While claim suppression is a difficult thing to quantify, it has been acknowledged as a real problem in reviews of the WSIB. The need for better auditing by the board is a pressing concern. Without a serious look under the hood, so to speak, the problem won’t be properly addressed. The result is that many workplace injuries go unreported — and uncompensated. The WSIB must direct additional resources to investigating and responding to claims of suppression. Otherwise, employers will continue to have financial incentives to suppress worker claims.
Experience ratings in part determine the WSIB’s calculations as to what premiums an employer must pay. In essence, an employer’s premium rate is based on its workers’ compensation claim costs. If an employer has fewer WSIB claims, they have lower claim costs. Lower claim costs mean lower premiums. To truly promote healthier and safer workplaces, the WSIB should scrap experience ratings as a way of calculating premiums — the use of such ratings increases claim suppression.

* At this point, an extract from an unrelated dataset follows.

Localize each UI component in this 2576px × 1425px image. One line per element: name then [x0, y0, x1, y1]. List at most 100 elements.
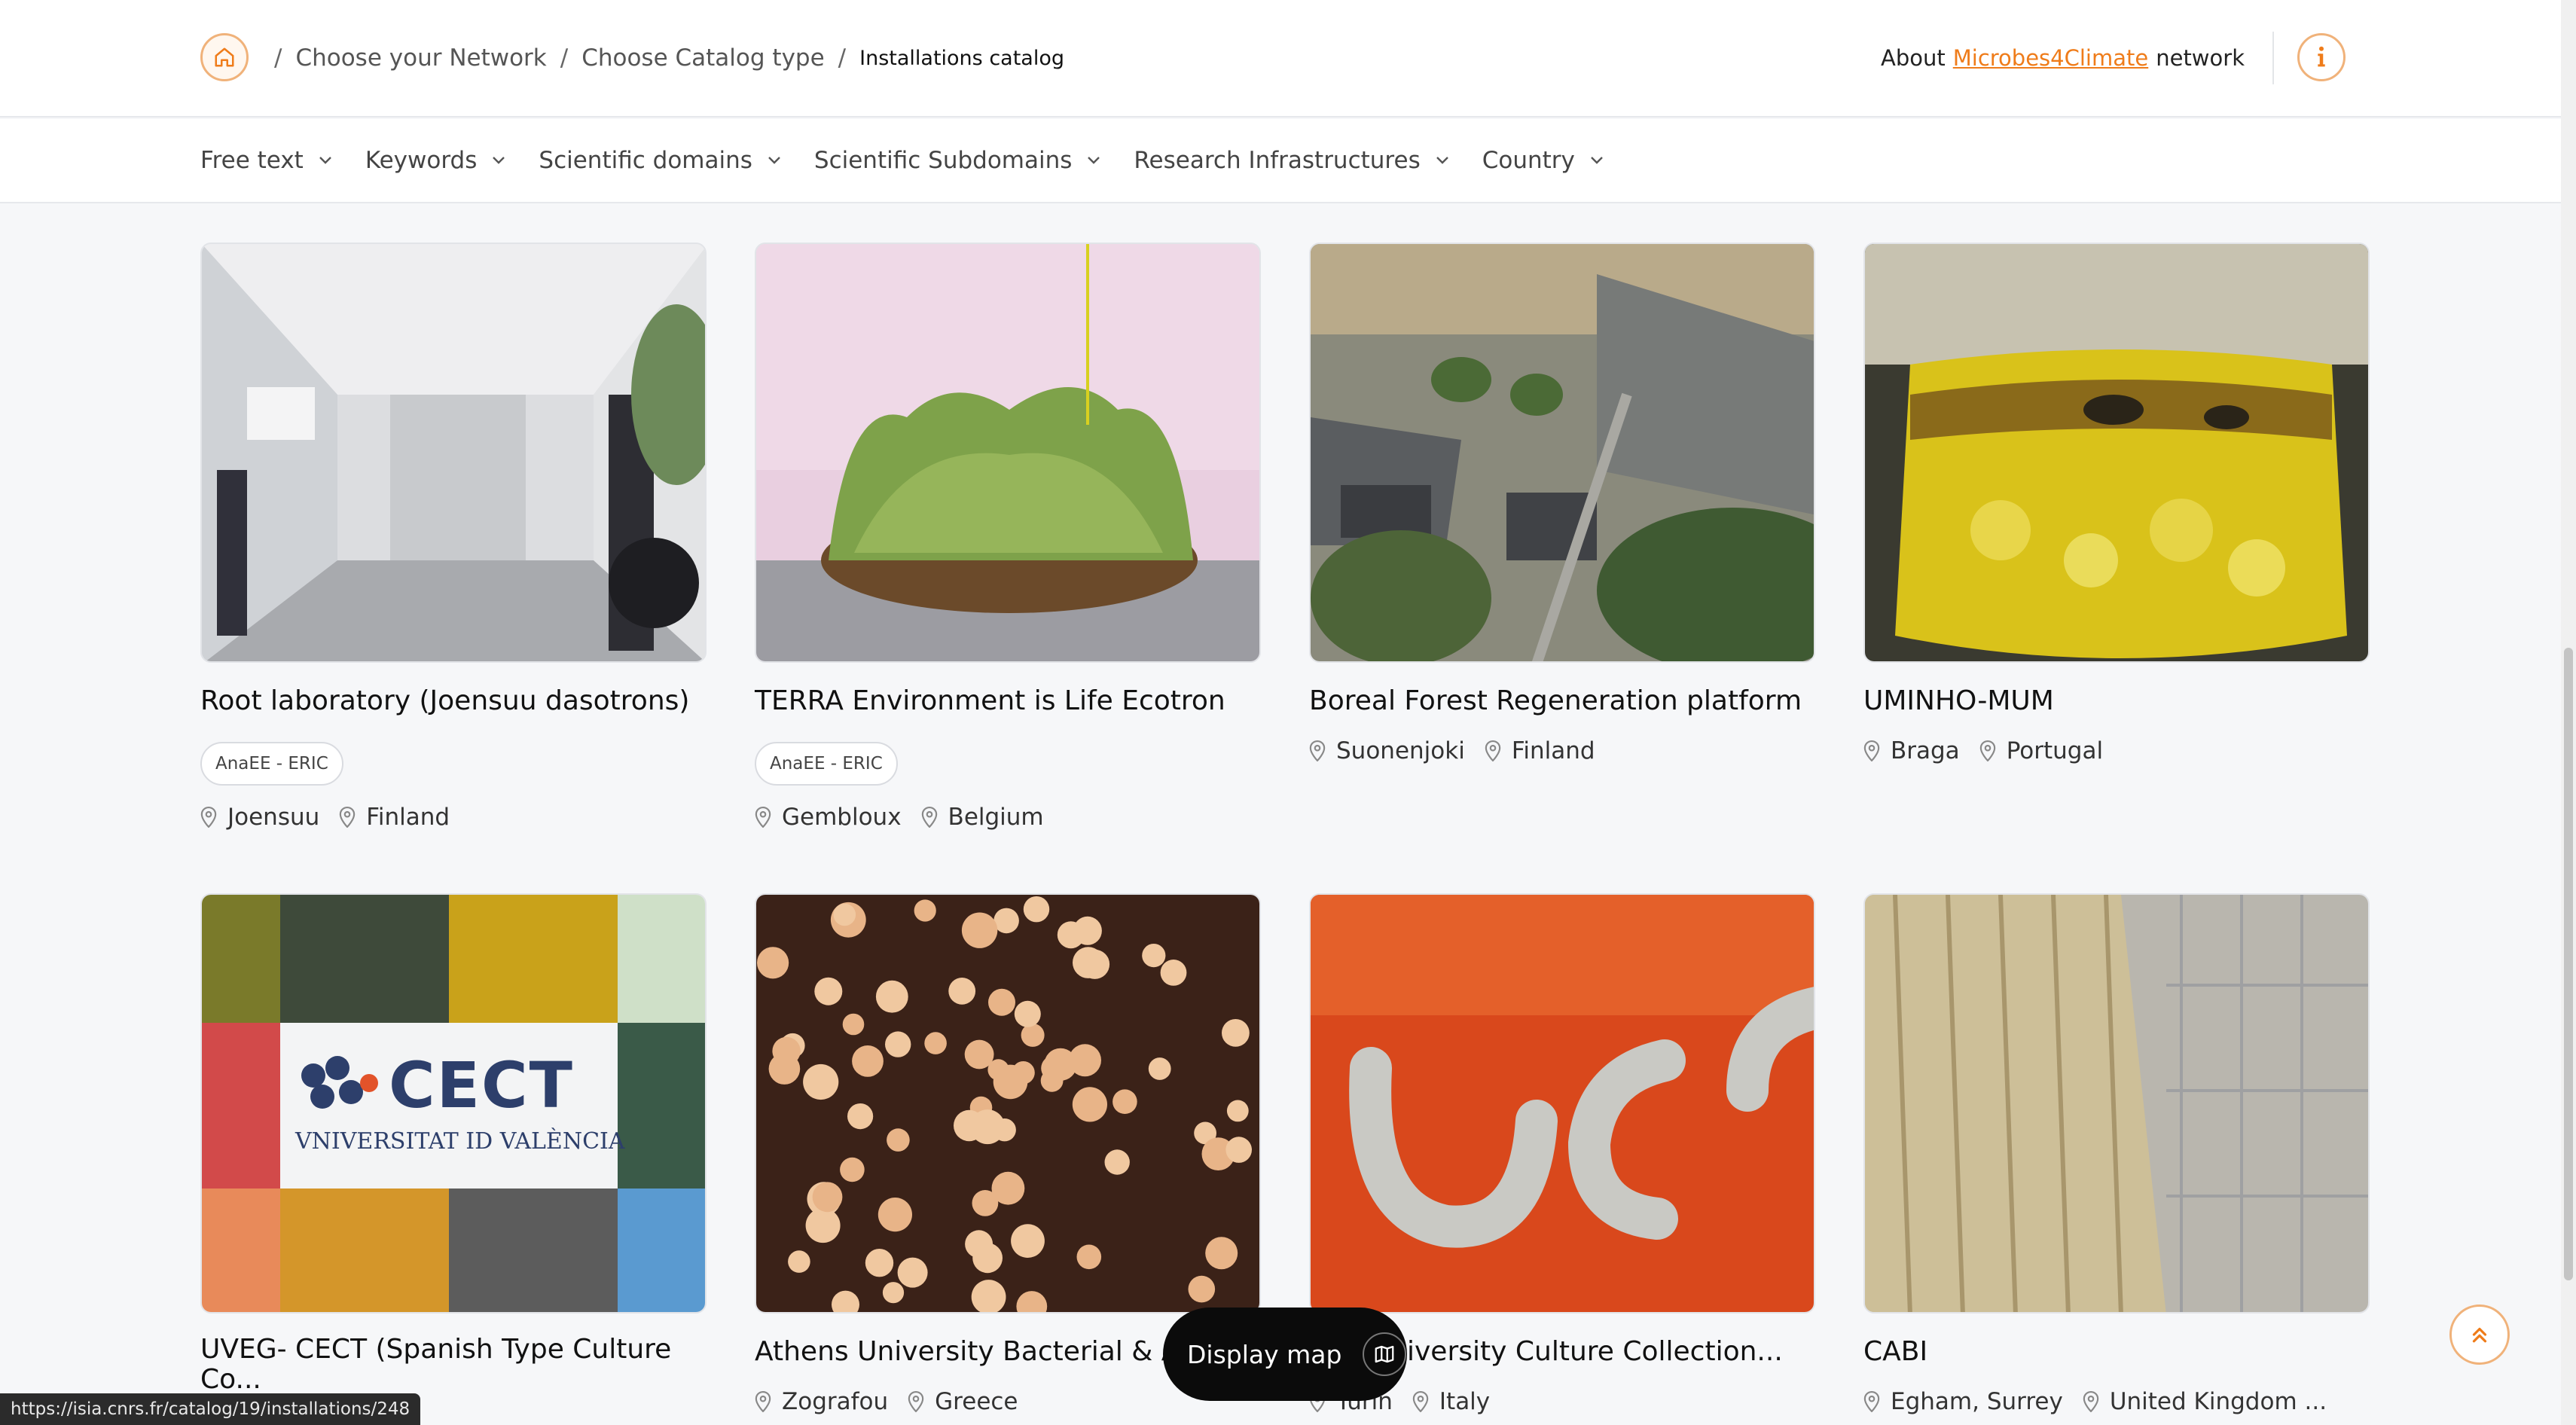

Workers’ compensation, which was the first piece of Canada’s social safety net, is an essential income support for workers across the country. Workers have increasingly borne the brunt of policies and cuts that reduce their access to important benefits and supports — employers, meanwhile, have been the recipients of significant financial breaks.
Bosses should not be dipping their beaks into Ontario’s current surplus. Instead, workers should receive redress for the historical harm WSIB policies have had on their lives — it is workers, after all, who created the surplus in the first place.